Book Review: Ghostman

An explosive debut crime thriller by 24-year-old recent Reed college alum Roger Hobbs

By Sam Coggeshall January 24, 2013

For a man whose successful criminal life has depended on evading his past, the sound of an incoming e-mail from an old associate is like shattering glass, particularly when it’s asking for a favor that will turn the next 48 hours into a stream of violent chaos. This intrusion kick-starts the dark trip of protagonist Jack Delton through Ghostman, an explosive debut crime thriller by 24-year-old recent Reed college alum Roger Hobbs. 

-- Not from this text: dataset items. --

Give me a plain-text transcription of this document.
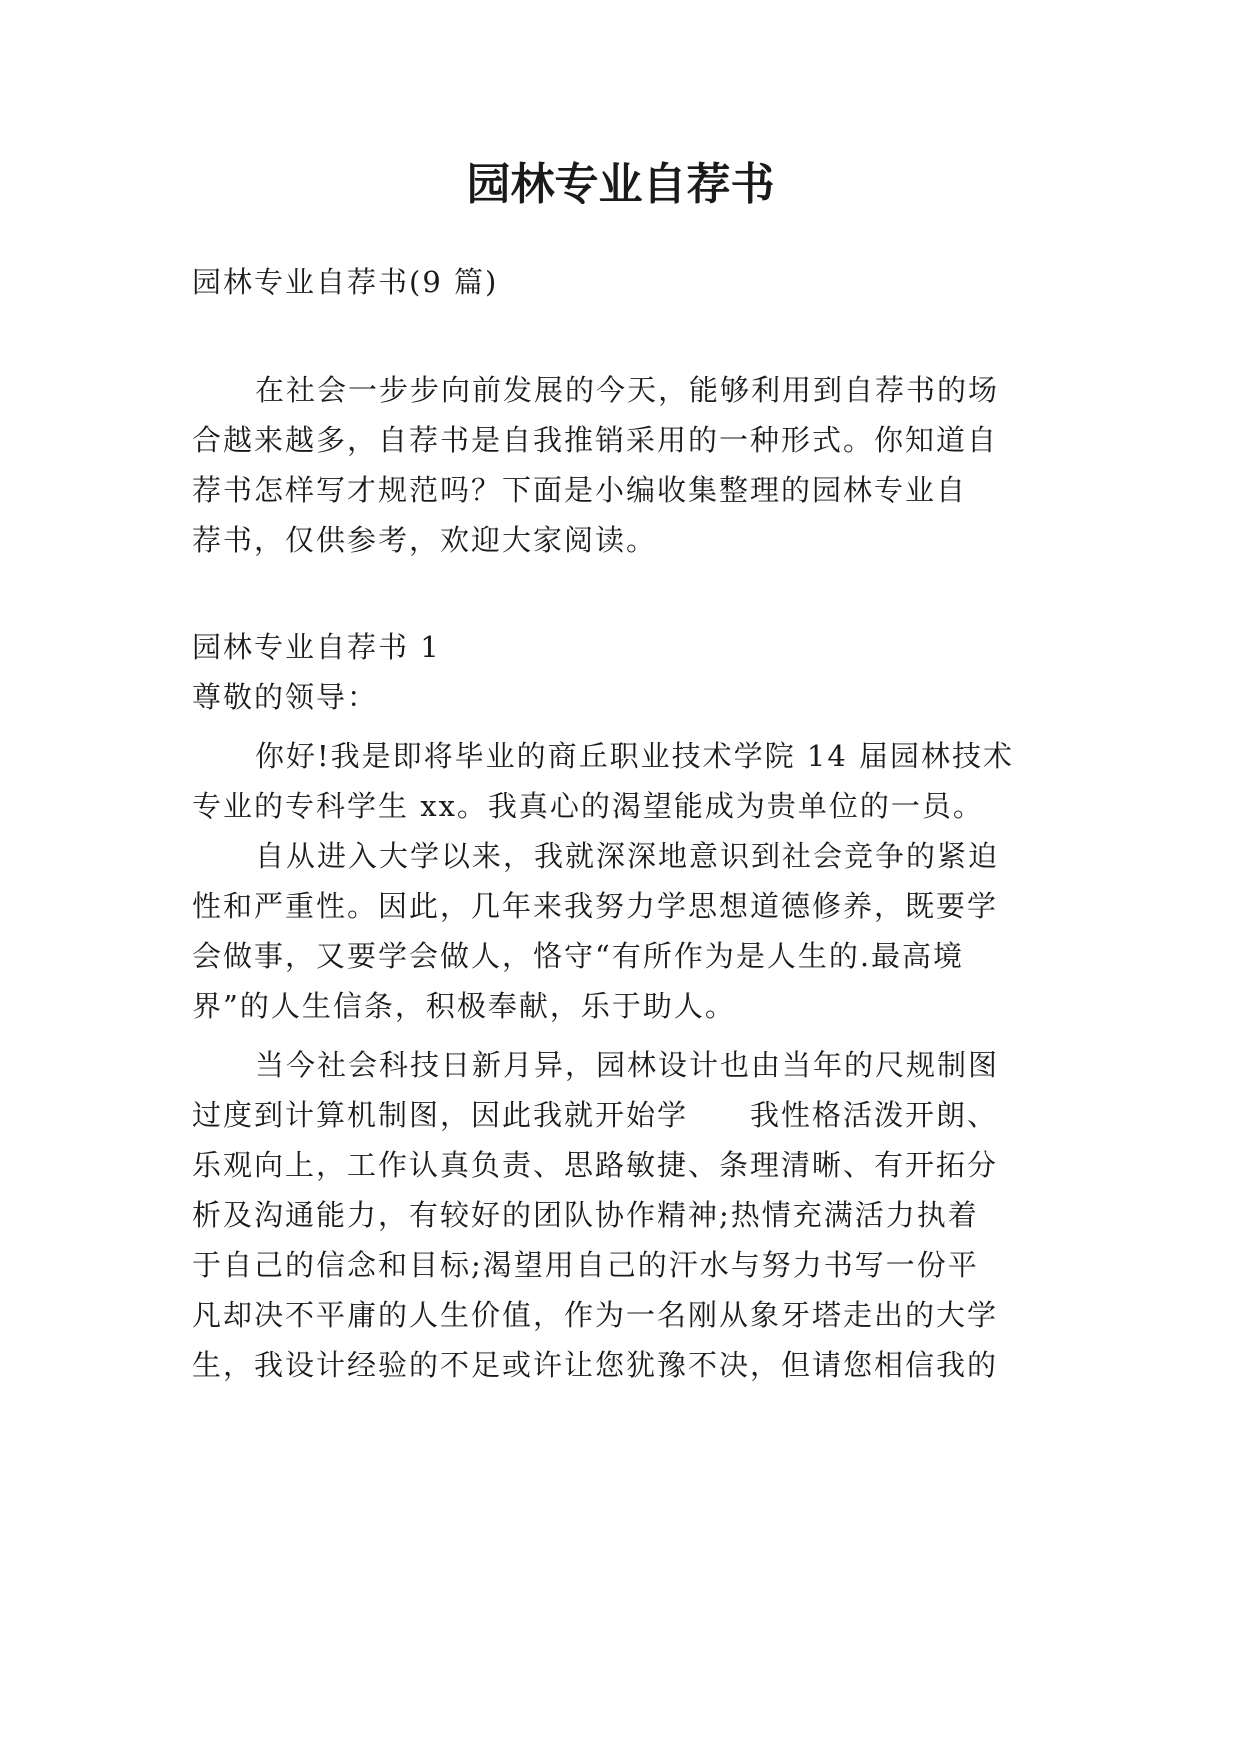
园林专业自荐书

园林专业自荐书(9 篇)

在社会一步步向前发展的今天，能够利用到自荐书的场

合越来越多，自荐书是自我推销采用的一种形式。你知道自

荐书怎样写才规范吗？下面是小编收集整理的园林专业自

荐书，仅供参考，欢迎大家阅读。

园林专业自荐书 1

尊敬的领导：

你好!我是即将毕业的商丘职业技术学院 14 届园林技术

专业的专科学生 xx。我真心的渴望能成为贵单位的一员。

自从进入大学以来，我就深深地意识到社会竞争的紧迫

性和严重性。因此，几年来我努力学思想道德修养，既要学

会做事，又要学会做人，恪守“有所作为是人生的.最高境

界”的人生信条，积极奉献，乐于助人。

当今社会科技日新月异，园林设计也由当年的尺规制图

过度到计算机制图，因此我就开始学　　我性格活泼开朗、

乐观向上，工作认真负责、思路敏捷、条理清晰、有开拓分

析及沟通能力，有较好的团队协作精神;热情充满活力执着

于自己的信念和目标;渴望用自己的汗水与努力书写一份平

凡却决不平庸的人生价值，作为一名刚从象牙塔走出的大学

生，我设计经验的不足或许让您犹豫不决，但请您相信我的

Delton is the “ghostman” of the title, an off-the-grid fixer who survives through ingenuity and secrecy. The mess is the heist of an armored car—a disastrous massacre that litters an Atlantic City casino with bodies, kills one attacker, and wounds another. Over a million dollars in cash—intended to finance a drug deal and rigged with a government ink bomb set to blow in 48 hours—is unaccounted for. An old acquaintance of Delton exploits their complicated history to recruit the ghostman to retrieve the money before time runs out. 

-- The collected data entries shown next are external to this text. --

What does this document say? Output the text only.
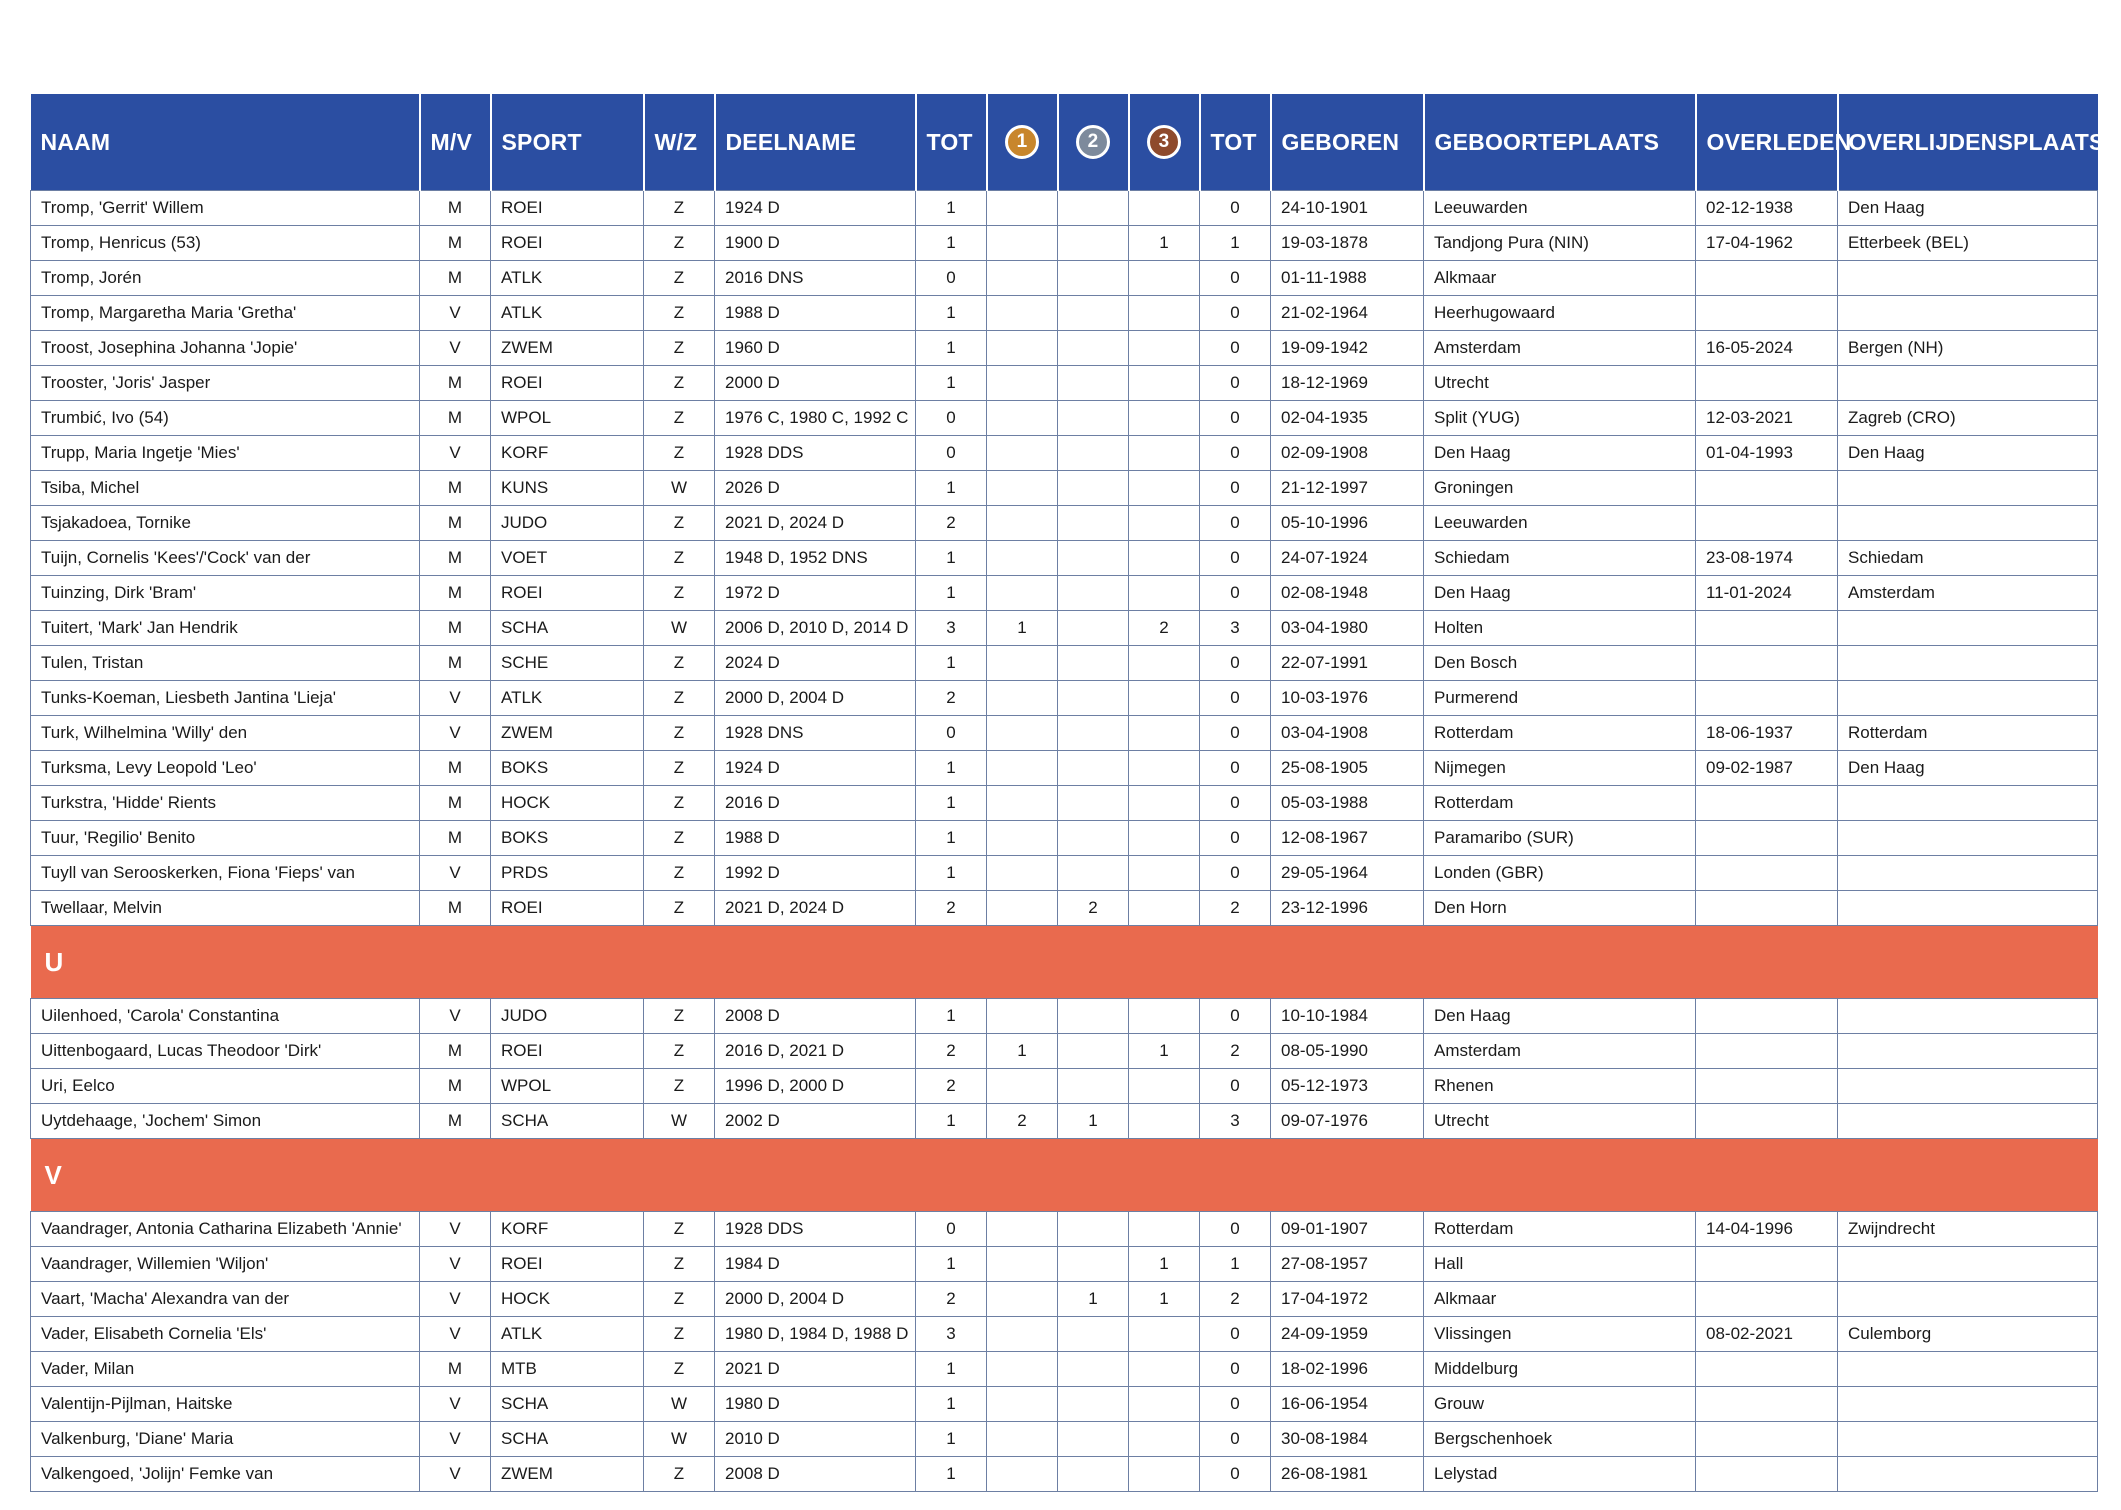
NAAM	M/V	SPORT	W/Z	DEELNAME	TOT	1	2	3	TOT	GEBOREN	GEBOORTEPLAATS	OVERLEDEN	OVERLIJDENSPLAATS
Tromp, 'Gerrit' Willem	M	ROEI	Z	1924 D	1				0	24-10-1901	Leeuwarden	02-12-1938	Den Haag
Tromp, Henricus (53)	M	ROEI	Z	1900 D	1			1	1	19-03-1878	Tandjong Pura (NIN)	17-04-1962	Etterbeek (BEL)
Tromp, Jorén	M	ATLK	Z	2016 DNS	0				0	01-11-1988	Alkmaar		
Tromp, Margaretha Maria 'Gretha'	V	ATLK	Z	1988 D	1				0	21-02-1964	Heerhugowaard		
Troost, Josephina Johanna 'Jopie'	V	ZWEM	Z	1960 D	1				0	19-09-1942	Amsterdam	16-05-2024	Bergen (NH)
Trooster, 'Joris' Jasper	M	ROEI	Z	2000 D	1				0	18-12-1969	Utrecht		
Trumbić, Ivo (54)	M	WPOL	Z	1976 C, 1980 C, 1992 C	0				0	02-04-1935	Split (YUG)	12-03-2021	Zagreb (CRO)
Trupp, Maria Ingetje 'Mies'	V	KORF	Z	1928 DDS	0				0	02-09-1908	Den Haag	01-04-1993	Den Haag
Tsiba, Michel	M	KUNS	W	2026 D	1				0	21-12-1997	Groningen		
Tsjakadoea, Tornike	M	JUDO	Z	2021 D, 2024 D	2				0	05-10-1996	Leeuwarden		
Tuijn, Cornelis 'Kees'/'Cock' van der	M	VOET	Z	1948 D, 1952 DNS	1				0	24-07-1924	Schiedam	23-08-1974	Schiedam
Tuinzing, Dirk 'Bram'	M	ROEI	Z	1972 D	1				0	02-08-1948	Den Haag	11-01-2024	Amsterdam
Tuitert, 'Mark' Jan Hendrik	M	SCHA	W	2006 D, 2010 D, 2014 D	3	1		2	3	03-04-1980	Holten		
Tulen, Tristan	M	SCHE	Z	2024 D	1				0	22-07-1991	Den Bosch		
Tunks-Koeman, Liesbeth Jantina 'Lieja'	V	ATLK	Z	2000 D, 2004 D	2				0	10-03-1976	Purmerend		
Turk, Wilhelmina 'Willy' den	V	ZWEM	Z	1928 DNS	0				0	03-04-1908	Rotterdam	18-06-1937	Rotterdam
Turksma, Levy Leopold 'Leo'	M	BOKS	Z	1924 D	1				0	25-08-1905	Nijmegen	09-02-1987	Den Haag
Turkstra, 'Hidde' Rients	M	HOCK	Z	2016 D	1				0	05-03-1988	Rotterdam		
Tuur, 'Regilio' Benito	M	BOKS	Z	1988 D	1				0	12-08-1967	Paramaribo (SUR)		
Tuyll van Serooskerken, Fiona 'Fieps' van	V	PRDS	Z	1992 D	1				0	29-05-1964	Londen (GBR)		
Twellaar, Melvin	M	ROEI	Z	2021 D, 2024 D	2		2		2	23-12-1996	Den Horn		
U													
Uilenhoed, 'Carola' Constantina	V	JUDO	Z	2008 D	1				0	10-10-1984	Den Haag		
Uittenbogaard, Lucas Theodoor 'Dirk'	M	ROEI	Z	2016 D, 2021 D	2	1		1	2	08-05-1990	Amsterdam		
Uri, Eelco	M	WPOL	Z	1996 D, 2000 D	2				0	05-12-1973	Rhenen		
Uytdehaage, 'Jochem' Simon	M	SCHA	W	2002 D	1	2	1		3	09-07-1976	Utrecht		
V													
Vaandrager, Antonia Catharina Elizabeth 'Annie'	V	KORF	Z	1928 DDS	0				0	09-01-1907	Rotterdam	14-04-1996	Zwijndrecht
Vaandrager, Willemien 'Wiljon'	V	ROEI	Z	1984 D	1			1	1	27-08-1957	Hall		
Vaart, 'Macha' Alexandra van der	V	HOCK	Z	2000 D, 2004 D	2		1	1	2	17-04-1972	Alkmaar		
Vader, Elisabeth Cornelia 'Els'	V	ATLK	Z	1980 D, 1984 D, 1988 D	3				0	24-09-1959	Vlissingen	08-02-2021	Culemborg
Vader, Milan	M	MTB	Z	2021 D	1				0	18-02-1996	Middelburg		
Valentijn-Pijlman, Haitske	V	SCHA	W	1980 D	1				0	16-06-1954	Grouw		
Valkenburg, 'Diane' Maria	V	SCHA	W	2010 D	1				0	30-08-1984	Bergschenhoek		
Valkengoed, 'Jolijn' Femke van	V	ZWEM	Z	2008 D	1				0	26-08-1981	Lelystad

Hobbs populates this hell with the usual host of psychopaths, led by an especially demonic man called “The Wolf.” Delton must maneuver through physical dangers while simultaneously contending with the distraction of his own personal demons, forcing patience on the reader as the burning plot unfurls. 

“There isn’t a proper name for what we do, but we used to call ourselves ghostmen....
Not all of it is disguises and fake passports and driver’s licenses and stolen birth certificates, either. Most of it is confidence.”

—Page 39

The release of Ghostman by a major book house feels like a grand publishing heist of its own. Hobbs sent off the final draft of the manuscript on the day of his graduation from Reed in 2011—and got not just a response, but a book deal. For someone so young, he is a master of detail, using elegant and often technical language to build tension. This talent shines when Delton encounters the Wolf, a menacing killer who seems to anticipate his every move: “Atlantic City is mine, Ghostman,” he tells Delton. “I know every ounce of marijuana and every thirteenth of methamphetamine that gets traded here. I knew about [your friends] for months. They talked to the same people I talked to. Spent money at my casinos. Had rooms in my apartment complexes. Parked their cars on my street corners.” 

Unsurprisingly for a debut, there are some rough edges, too. Some of Hobbs’s language is cliché, and certain plot devices, like the excessive flashbacks, are distractingly cinematic. But on the whole, Ghostman is a gripping adrenaline rush, a dirty bomb of a crime thriller with a deceptive plot that confounds and stimulates characters and readers alike.